Title

Safety aspects of riding with children: Descriptive analysis of adult riders’ self-report

Document Type

Journal Article

Publisher

Elsevier Ltd

School

School of Engineering / Australian Centre for Research into Injury in Sport and its Prevention

Grant Number

ARC Number : LP100100597

Comments

Originally published as: Hatfield, J., Poulos, R. G., Murphy, S. M., Flack, L. K., Rissel, C., Grzebieta, R., & McIntosh, A. S. (2019). Safety aspects of riding with children: Descriptive analysis of adult riders’ self-report. Accident Analysis & Prevention, 131, 33-44. Original publication available here

Abstract

Active transport, including cycling, is promoted as an effective way of increasing children’s physical activity and health. Parents can support children’s riding by riding with them and it is important to address relevant safety issues. Little is known about parents’ experience of safety-relevant aspects of riding with children.
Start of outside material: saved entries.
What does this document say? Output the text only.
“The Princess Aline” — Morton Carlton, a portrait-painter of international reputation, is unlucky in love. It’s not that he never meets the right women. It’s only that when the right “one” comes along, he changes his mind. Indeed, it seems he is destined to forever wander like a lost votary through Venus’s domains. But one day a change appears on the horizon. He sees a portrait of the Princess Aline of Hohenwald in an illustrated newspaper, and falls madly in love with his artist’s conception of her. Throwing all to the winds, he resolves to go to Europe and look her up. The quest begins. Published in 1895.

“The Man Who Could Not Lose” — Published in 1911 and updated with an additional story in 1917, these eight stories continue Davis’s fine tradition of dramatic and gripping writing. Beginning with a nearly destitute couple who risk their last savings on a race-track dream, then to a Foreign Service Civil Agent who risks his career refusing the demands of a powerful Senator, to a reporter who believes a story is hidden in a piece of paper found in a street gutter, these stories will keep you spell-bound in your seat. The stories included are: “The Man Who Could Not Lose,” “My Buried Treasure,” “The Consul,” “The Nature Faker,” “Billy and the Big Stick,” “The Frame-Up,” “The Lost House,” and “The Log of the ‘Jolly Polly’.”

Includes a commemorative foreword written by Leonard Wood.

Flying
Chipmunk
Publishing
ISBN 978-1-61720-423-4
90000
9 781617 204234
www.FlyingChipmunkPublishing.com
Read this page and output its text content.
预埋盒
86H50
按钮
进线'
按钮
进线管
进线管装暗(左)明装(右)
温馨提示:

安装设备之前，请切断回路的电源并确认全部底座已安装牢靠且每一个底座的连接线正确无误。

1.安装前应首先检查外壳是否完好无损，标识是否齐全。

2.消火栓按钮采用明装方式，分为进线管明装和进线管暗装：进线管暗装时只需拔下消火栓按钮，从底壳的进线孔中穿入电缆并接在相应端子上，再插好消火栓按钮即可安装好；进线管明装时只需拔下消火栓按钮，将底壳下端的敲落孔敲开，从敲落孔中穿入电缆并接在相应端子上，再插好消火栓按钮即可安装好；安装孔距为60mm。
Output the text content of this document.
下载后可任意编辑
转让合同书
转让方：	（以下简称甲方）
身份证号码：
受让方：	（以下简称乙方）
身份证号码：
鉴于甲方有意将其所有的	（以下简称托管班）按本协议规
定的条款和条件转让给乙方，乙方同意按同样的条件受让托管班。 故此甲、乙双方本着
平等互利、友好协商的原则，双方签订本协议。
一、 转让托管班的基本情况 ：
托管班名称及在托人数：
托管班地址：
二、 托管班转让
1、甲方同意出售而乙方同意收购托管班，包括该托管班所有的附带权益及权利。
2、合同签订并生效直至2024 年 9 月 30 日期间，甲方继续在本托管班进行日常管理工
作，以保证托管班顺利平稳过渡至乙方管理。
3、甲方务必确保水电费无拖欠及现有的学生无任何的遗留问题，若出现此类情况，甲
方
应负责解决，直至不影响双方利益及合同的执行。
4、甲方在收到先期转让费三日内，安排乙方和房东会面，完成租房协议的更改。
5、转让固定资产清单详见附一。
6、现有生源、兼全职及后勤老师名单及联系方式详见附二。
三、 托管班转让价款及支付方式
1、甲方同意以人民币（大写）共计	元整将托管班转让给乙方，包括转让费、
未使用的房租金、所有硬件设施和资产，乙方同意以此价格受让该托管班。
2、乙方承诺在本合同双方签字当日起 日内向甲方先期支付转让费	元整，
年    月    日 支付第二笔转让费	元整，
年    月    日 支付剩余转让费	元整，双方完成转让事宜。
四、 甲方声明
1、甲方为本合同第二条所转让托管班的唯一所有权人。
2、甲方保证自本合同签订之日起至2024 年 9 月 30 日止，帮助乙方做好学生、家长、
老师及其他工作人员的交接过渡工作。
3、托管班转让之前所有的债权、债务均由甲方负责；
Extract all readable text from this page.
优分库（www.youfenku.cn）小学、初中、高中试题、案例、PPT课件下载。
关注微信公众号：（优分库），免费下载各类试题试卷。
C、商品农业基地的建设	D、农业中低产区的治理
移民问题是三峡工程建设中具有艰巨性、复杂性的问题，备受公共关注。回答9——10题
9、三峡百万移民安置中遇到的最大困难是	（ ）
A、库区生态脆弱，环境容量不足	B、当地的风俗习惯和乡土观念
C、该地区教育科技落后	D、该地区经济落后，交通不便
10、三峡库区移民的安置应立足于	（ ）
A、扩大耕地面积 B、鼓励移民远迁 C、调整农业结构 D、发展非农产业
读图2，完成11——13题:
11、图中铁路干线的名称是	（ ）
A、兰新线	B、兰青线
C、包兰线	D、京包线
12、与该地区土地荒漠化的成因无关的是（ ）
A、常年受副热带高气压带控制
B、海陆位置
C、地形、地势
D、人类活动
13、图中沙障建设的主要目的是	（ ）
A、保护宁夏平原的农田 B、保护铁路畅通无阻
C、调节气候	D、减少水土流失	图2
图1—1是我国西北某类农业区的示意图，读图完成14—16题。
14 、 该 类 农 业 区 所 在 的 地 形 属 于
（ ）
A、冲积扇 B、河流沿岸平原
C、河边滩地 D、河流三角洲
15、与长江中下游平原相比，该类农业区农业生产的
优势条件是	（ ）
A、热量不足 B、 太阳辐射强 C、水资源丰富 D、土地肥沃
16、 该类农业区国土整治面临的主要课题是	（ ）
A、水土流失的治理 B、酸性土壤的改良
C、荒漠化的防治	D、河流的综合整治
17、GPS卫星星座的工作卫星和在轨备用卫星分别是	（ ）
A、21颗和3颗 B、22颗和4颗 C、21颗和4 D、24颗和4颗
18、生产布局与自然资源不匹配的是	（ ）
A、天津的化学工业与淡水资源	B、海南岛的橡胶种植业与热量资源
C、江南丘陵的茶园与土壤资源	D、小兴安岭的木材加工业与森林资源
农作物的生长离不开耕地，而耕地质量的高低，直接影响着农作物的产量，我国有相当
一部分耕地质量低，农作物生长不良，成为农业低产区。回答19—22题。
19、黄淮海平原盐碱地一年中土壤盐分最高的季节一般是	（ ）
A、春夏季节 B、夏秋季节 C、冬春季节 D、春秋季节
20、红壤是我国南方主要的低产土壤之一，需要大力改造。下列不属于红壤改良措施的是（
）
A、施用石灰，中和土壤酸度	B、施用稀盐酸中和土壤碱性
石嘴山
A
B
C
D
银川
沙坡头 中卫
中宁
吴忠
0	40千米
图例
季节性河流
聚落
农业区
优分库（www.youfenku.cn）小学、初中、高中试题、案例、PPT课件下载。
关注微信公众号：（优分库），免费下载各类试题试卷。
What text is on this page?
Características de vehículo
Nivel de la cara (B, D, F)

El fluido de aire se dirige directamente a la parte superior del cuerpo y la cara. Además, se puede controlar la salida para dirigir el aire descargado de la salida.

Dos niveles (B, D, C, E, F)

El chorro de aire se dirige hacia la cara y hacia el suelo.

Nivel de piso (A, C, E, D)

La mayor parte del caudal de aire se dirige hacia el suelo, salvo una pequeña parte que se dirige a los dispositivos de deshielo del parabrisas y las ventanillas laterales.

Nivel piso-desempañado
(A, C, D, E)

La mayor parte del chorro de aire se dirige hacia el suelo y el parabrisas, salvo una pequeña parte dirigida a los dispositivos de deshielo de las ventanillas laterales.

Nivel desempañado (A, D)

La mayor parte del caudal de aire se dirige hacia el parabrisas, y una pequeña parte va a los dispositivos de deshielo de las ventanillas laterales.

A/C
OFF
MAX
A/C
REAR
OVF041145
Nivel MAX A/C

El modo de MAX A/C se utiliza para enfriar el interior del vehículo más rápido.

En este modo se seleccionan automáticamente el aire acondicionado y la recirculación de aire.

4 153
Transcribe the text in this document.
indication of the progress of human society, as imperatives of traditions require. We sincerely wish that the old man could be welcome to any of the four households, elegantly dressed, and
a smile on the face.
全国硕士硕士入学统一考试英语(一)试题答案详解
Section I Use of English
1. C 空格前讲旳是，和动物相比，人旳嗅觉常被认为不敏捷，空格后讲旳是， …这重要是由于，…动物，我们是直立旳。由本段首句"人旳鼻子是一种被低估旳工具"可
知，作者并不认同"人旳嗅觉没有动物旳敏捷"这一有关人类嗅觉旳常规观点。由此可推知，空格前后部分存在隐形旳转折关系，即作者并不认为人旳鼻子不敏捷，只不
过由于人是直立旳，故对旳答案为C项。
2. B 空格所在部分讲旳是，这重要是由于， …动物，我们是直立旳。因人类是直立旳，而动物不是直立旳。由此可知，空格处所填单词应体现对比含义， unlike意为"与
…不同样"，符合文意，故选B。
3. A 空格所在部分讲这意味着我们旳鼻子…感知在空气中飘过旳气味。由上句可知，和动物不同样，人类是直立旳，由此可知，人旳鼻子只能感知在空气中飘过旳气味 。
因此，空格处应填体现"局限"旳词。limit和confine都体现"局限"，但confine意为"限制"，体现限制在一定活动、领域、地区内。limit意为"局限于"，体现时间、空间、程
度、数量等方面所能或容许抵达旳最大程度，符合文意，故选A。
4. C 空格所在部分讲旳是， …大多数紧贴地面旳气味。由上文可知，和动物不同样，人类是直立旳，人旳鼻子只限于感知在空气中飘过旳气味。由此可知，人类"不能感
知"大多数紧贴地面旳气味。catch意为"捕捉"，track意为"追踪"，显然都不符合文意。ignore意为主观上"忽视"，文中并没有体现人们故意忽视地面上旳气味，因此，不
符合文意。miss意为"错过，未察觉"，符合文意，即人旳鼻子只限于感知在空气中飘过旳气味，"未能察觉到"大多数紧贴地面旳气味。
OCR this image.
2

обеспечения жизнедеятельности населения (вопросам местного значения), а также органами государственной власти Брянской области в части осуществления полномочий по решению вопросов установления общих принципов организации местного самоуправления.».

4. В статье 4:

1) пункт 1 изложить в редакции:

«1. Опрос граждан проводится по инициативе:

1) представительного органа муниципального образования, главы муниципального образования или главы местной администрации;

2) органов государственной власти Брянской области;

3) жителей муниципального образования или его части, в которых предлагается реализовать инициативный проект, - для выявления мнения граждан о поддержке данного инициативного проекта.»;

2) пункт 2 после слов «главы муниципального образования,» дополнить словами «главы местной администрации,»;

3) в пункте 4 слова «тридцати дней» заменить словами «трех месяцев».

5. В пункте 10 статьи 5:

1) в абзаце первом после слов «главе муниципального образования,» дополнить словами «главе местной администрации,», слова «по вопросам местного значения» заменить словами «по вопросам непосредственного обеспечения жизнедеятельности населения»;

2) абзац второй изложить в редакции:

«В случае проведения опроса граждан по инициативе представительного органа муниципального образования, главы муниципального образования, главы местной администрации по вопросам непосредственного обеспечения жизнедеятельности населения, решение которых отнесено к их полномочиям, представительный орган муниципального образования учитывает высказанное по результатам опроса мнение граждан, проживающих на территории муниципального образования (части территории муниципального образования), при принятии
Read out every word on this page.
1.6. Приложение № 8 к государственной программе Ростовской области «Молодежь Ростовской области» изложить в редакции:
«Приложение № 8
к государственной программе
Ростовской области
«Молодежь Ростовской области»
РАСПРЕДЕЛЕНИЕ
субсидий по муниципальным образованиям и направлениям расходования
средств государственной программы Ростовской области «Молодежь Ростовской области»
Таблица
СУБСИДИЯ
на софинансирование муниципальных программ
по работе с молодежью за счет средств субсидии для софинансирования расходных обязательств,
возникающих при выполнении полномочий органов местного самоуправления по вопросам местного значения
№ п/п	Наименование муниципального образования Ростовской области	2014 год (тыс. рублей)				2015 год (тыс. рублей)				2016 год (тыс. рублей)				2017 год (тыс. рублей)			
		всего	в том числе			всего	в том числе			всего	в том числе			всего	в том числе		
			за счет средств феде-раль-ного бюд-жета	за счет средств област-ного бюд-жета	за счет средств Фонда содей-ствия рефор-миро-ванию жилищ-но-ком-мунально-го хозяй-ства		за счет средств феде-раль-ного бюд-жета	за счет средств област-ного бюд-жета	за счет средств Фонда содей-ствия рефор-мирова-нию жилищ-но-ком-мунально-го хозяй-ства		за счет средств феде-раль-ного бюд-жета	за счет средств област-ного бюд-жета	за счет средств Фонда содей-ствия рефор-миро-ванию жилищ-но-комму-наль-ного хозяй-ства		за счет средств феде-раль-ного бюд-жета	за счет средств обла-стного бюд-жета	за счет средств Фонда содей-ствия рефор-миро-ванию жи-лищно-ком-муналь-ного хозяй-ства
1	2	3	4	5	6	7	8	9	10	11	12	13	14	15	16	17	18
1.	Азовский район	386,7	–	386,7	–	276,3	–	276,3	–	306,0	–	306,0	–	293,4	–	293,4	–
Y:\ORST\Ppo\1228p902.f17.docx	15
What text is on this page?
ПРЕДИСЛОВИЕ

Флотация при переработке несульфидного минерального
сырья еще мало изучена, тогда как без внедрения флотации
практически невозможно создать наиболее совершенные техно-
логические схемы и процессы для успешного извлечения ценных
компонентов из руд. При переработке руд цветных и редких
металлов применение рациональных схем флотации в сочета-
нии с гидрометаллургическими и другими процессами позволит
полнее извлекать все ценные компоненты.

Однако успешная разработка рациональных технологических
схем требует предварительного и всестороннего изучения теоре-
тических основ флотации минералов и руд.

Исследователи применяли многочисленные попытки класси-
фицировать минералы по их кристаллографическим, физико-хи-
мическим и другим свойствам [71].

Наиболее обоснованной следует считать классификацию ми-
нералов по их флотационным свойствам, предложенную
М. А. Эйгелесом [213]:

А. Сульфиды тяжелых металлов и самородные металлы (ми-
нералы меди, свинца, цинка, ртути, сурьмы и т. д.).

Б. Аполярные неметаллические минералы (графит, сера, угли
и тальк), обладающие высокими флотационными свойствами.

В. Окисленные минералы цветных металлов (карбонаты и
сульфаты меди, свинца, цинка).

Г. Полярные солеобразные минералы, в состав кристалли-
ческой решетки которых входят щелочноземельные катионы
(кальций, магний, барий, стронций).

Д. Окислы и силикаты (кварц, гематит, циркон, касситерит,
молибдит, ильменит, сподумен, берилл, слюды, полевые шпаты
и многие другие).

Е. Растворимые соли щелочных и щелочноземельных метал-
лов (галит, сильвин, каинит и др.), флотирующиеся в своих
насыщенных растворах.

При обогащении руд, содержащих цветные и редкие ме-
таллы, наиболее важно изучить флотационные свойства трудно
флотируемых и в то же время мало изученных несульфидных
Participants in the Safer Cycling Study in New South Wales, Australia, who reported that they had ridden with children in the last 12 months were questioned about how they ride with children, and their experience of safety issues and crashes. Among the 187 respondents who had ridden with children on their bicycle, the most common form of carrier was a rear-mounted seat (48%) followed by a trailer (29%). Many respondents (79%) identified risks specific to riding carrying children, including those linked with specific carrier types and with use of footpaths. Most (92%) indicated that they change their behaviour when carrying a child on their bicycle; for example, riding more slowly, more carefully, and away from roads. Among crashes with a child on the bicycle, most were falls. Among the 345 participants who had ridden to accompany a child on a bicycle, approximately three quarters identified risks specific to accompanying children, such as managing the child’s limited skill, awareness and predictability. Ninety-seven percent reported behavioural changes including positioning themselves as a barrier for their child and caution crossing roads. Findings suggest strategies to support parents in riding safely with children.